The SA-321L Super Frelon was developed by Sud-Aviation and flown in for the first time on 7 December 1962.  Both civilian and military versions of the Super Frelon were built, with the military variants being the most numerous by far, entering service with the French military as well as being exported to Israel, South Africa, Libya, China and Iraq.  The fuselage resembles the hull of a boat as this helicopter was designed as an amphibious, anti-submarine helicopter, but the SAAF bought them for use as a land-based heavy-duty work-horse.

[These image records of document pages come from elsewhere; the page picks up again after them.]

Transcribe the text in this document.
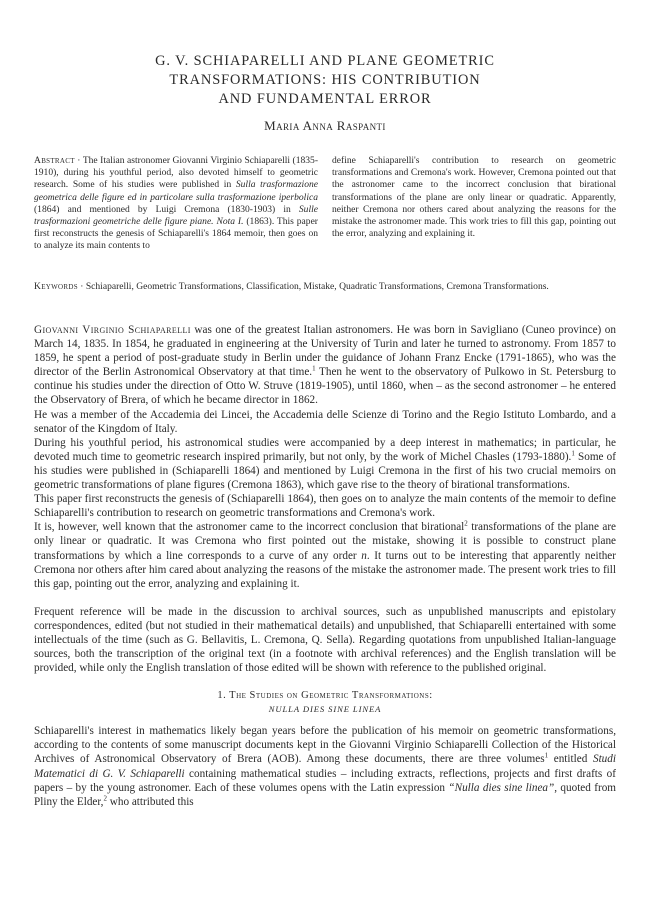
G. V. SCHIAPARELLI AND PLANE GEOMETRIC
TRANSFORMATIONS: HIS CONTRIBUTION
AND FUNDAMENTAL ERROR
Maria Anna Raspanti
Abstract · The Italian astronomer Giovanni Virginio Schiaparelli (1835-1910), during his youthful period, also devoted himself to geometric research. Some of his studies were published in Sulla trasformazione geometrica delle figure ed in particolare sulla trasformazione iperbolica (1864) and mentioned by Luigi Cremona (1830-1903) in Sulle trasformazioni geometriche delle figure piane. Nota I. (1863). This paper first reconstructs the genesis of Schiaparelli's 1864 memoir, then goes on to analyze its main contents to
define Schiaparelli's contribution to research on geometric transformations and Cremona's work. However, Cremona pointed out that the astronomer came to the incorrect conclusion that birational transformations of the plane are only linear or quadratic. Apparently, neither Cremona nor others cared about analyzing the reasons for the mistake the astronomer made. This work tries to fill this gap, pointing out the error, analyzing and explaining it.
Keywords · Schiaparelli, Geometric Transformations, Classification, Mistake, Quadratic Transformations, Cremona Transformations.

Giovanni Virginio Schiaparelli was one of the greatest Italian astronomers. He was born in Savigliano (Cuneo province) on March 14, 1835. In 1854, he graduated in engineering at the University of Turin and later he turned to astronomy. From 1857 to 1859, he spent a period of post-graduate study in Berlin under the guidance of Johann Franz Encke (1791-1865), who was the director of the Berlin Astronomical Observatory at that time.$^1$ Then he went to the observatory of Pulkowo in St. Petersburg to continue his studies under the direction of Otto W. Struve (1819-1905), until 1860, when – as the second astronomer – he entered the Observatory of Brera, of which he became director in 1862.

He was a member of the Accademia dei Lincei, the Accademia delle Scienze di Torino and the Regio Istituto Lombardo, and a senator of the Kingdom of Italy.

During his youthful period, his astronomical studies were accompanied by a deep interest in mathematics; in particular, he devoted much time to geometric research inspired primarily, but not only, by the work of Michel Chasles (1793-1880).$^1$ Some of his studies were published in (Schiaparelli 1864) and mentioned by Luigi Cremona in the first of his two crucial memoirs on geometric transformations of plane figures (Cremona 1863), which gave rise to the theory of birational transformations.

This paper first reconstructs the genesis of (Schiaparelli 1864), then goes on to analyze the main contents of the memoir to define Schiaparelli's contribution to research on geometric transformations and Cremona's work.

It is, however, well known that the astronomer came to the incorrect conclusion that birational$^2$ transformations of the plane are only linear or quadratic. It was Cremona who first pointed out the mistake, showing it is possible to construct plane transformations by which a line corresponds to a curve of any order n. It turns out to be interesting that apparently neither Cremona nor others after him cared about analyzing the reasons of the mistake the astronomer made. The present work tries to fill this gap, pointing out the error, analyzing and explaining it.

Frequent reference will be made in the discussion to archival sources, such as unpublished manuscripts and epistolary correspondences, edited (but not studied in their mathematical details) and unpublished, that Schiaparelli entertained with some intellectuals of the time (such as G. Bellavitis, L. Cremona, Q. Sella). Regarding quotations from unpublished Italian-language sources, both the transcription of the original text (in a footnote with archival references) and the English translation will be provided, while only the English translation of those edited will be shown with reference to the published original.

1. The Studies on Geometric Transformations:
NULLA DIES SINE LINEA

Schiaparelli's interest in mathematics likely began years before the publication of his memoir on geometric transformations, according to the contents of some manuscript documents kept in the Giovanni Virginio Schiaparelli Collection of the Historical Archives of Astronomical Observatory of Brera (AOB). Among these documents, there are three volumes$^1$ entitled Studi Matematici di G. V. Schiaparelli containing mathematical studies – including extracts, reflections, projects and first drafts of papers – by the young astronomer. Each of these volumes opens with the Latin expression “Nulla dies sine linea”, quoted from Pliny the Elder,$^2$ who attributed this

The transport version purchased by the SAAF was capable of carrying 38 equipped troops, or alternatively 15 stretchers for casualty evacuation tasks.  The South African Air Force ordered 16 Super Frelon helicopters (Serials 301-316) and used them in counter insurgency operations during the South African Border War, both in South West Africa (now Namibia) as well as in Angola.  This helicopter completed five tours in the Operational Area of South West Africa (Namibia) and was one of the helicopters used to airlift SADF Parachutists and other ground forces out of Southern Angola after the Battle of Cassinga during Ops Reindeer in 1978.  It was during this operation that the SAAF discovered that although the Super Frelon performed exceptionally well at sea level, this helicopter was completely outperformed by the Puma helicopter at high altitudes and in very hot and dry areas.  As a result, all the Super Frelon helicopters were transferred to the coast and were based at 15 Squadron in Durban and 16 Squadron based at Ysterplaat in Cape Town.  The Super Frelon features a three-engine layout, two in front of, and one behind the main rotor.  This helicopter can safely fly on two engines and can carry out a safe, “controlled” emergency landing on one engine.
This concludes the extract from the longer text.